Since the Cliburn competition, his fans have heard him only through the primitive amplification system of the summer concerts in the Botanical Gardens, playing a Mozart concerto. This weekend, however, they can hear him once again in a positive acoustical setting, as he plays the Liszt Second Piano Concerto with the Fort Worth Symphony Orchestra with Miguel Harth-Bedoya conducting.

At first glance, the selection seems an odd choice for Pompa-Baldi. You would think that the First Concerto would have been his first choice — the piece is pure virtuosity, showing off a pianist’s skills as well as anything written. In a recent phone conversation, however, Pompa-Baldi said bluntly, “I really hate that [First] concerto. It’s a showpiece, and that’s all. The Second is totally different. It develops poetic ideas and takes them to their logical conclusions.”

Pompa-Baldi’s performing style is intensely musical, some might say flamboyant, and seems ideally suited to the great 19th-century Romantic repertory. His whole body participates in the music — he sways back and forth, a free arm outlining a phrase in the air, his head conducting the orchestra. Asked about this free-for-all style, the pianist said, “I’m so immersed in the music, I’m not aware of doing that. When I see a video of a performance, I’m embarrassed at all the movement, but I can’t help it. I’m so involved, I just respond and don’t think about anything else.” His impromptu choreography stops short of being a distraction and can actually pull you into the performance.

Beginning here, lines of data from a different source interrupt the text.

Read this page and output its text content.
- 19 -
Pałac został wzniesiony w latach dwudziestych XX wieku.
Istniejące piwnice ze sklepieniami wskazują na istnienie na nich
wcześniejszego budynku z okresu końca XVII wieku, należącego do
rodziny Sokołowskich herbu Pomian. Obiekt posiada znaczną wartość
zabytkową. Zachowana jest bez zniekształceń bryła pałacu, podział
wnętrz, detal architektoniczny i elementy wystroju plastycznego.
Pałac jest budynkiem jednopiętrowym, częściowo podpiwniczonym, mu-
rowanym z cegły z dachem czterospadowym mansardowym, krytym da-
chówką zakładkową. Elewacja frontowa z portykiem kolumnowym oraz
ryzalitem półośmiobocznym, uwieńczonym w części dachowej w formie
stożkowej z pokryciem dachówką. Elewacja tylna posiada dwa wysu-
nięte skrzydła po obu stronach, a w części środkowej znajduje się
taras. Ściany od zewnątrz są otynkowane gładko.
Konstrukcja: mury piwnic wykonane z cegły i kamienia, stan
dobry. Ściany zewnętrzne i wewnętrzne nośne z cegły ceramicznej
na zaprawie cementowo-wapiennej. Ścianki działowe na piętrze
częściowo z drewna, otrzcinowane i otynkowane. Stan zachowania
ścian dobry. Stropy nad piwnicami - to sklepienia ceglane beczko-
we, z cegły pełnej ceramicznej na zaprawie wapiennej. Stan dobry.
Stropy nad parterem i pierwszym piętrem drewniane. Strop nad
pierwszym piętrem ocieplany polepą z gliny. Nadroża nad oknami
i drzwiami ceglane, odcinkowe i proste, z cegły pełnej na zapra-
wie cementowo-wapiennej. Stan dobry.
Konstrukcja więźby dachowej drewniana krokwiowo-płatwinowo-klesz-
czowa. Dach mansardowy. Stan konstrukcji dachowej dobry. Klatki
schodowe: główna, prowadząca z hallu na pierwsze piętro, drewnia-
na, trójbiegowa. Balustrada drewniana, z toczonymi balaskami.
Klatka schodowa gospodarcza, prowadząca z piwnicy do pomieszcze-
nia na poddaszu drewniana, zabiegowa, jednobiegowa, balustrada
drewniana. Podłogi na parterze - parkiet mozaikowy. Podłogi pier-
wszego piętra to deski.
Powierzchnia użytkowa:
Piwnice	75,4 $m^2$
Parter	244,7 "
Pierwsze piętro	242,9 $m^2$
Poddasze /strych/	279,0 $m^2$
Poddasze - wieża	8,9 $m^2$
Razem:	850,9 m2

Pompa-Baldi was recently named a Steinway Artist by the illustrious piano makers and has been appointed a distinguished professor of piano at the Cleveland Institute of Music — not bad for a 28-year-old just starting out. After placing high or winning more than 20 piano competitions from the age of 13, he is settling down now to 50 performing engagements this year. He’s also looking forward to a New York recital debut next season in Zankel Hall, the new chamber music auditorium built in the basement of Carnegie Hall, where the venerable Carnegie Cinema used to be. He joins three other top winners of the last Van Cliburn Competition in a four-day festival featuring one pianist each night, a switch from the old gold-medalist-only New York recital given to the winner right after the competition. Competition executive director Richard Rodzinski said: “We’ll let the New York public decide which contestant it likes, after the pianists have had a chance to quiet down.”

In three seasons Harth-Bedoya has laid to rest the question of whether youth is up to building an orchestra as it gets its sea legs — as well as making interesting music. The answer in this case is yes. The orchestra’s strings glisten with new flexibility and strength, and the other sections appear more solid and sure of themselves. To be sure, the young Peruvian will occasionally knock you over in climactic moments with a wall of sound that blurs the instrumental choirs, and other times will accept woodwind entrances louder than wanted. And one wonders about the hastily assembled non-subscription concert this season that featured the antiphonal brass music of Gabrielli interspersed between movements of a Bach Suite for Orchestra that sounded as if everyone was sight reading.

Yet that was the same program in which he and concert master Michael Shih joined forces to create a remarkable musical statement with their performance of the little violin concertos that make up Vivaldi’s Four Seasons, as intimate, personal, and polished a reading as one hopes to hear. There’s always something to brighten a Harth-Bedoya program, and one usually comes away feeling all is right with the world.

The conductor also turned his talents to opera this season, overseeing the Fort Worth Opera’s Romeo and Juliet. He rearranged the orchestra, pulling the strings and woodwinds out from under the overhang and raising the pit more than a foot, which increased the brilliance and balance of his musicians and, unfortunately, brought the fire marshal down on his head. The problem, something to do with spacing, was worked out, but at some point the opera company is going to have to bite the bullet and give up the first rows of orchestra seats to allow another section of the pit, hidden underneath, to be lowered and put to use. It would mean a big chunk of lost ticket income, but the artistic benefits should outweigh other considerations.

To round out the coming concerts, Harth-Bedoya has scheduled Richard Strauss’ tone poem Don Juan, Tchaikovsky’s musical look at Francesca da Rimini, and contemporary composer John Corigliano’s Tournaments.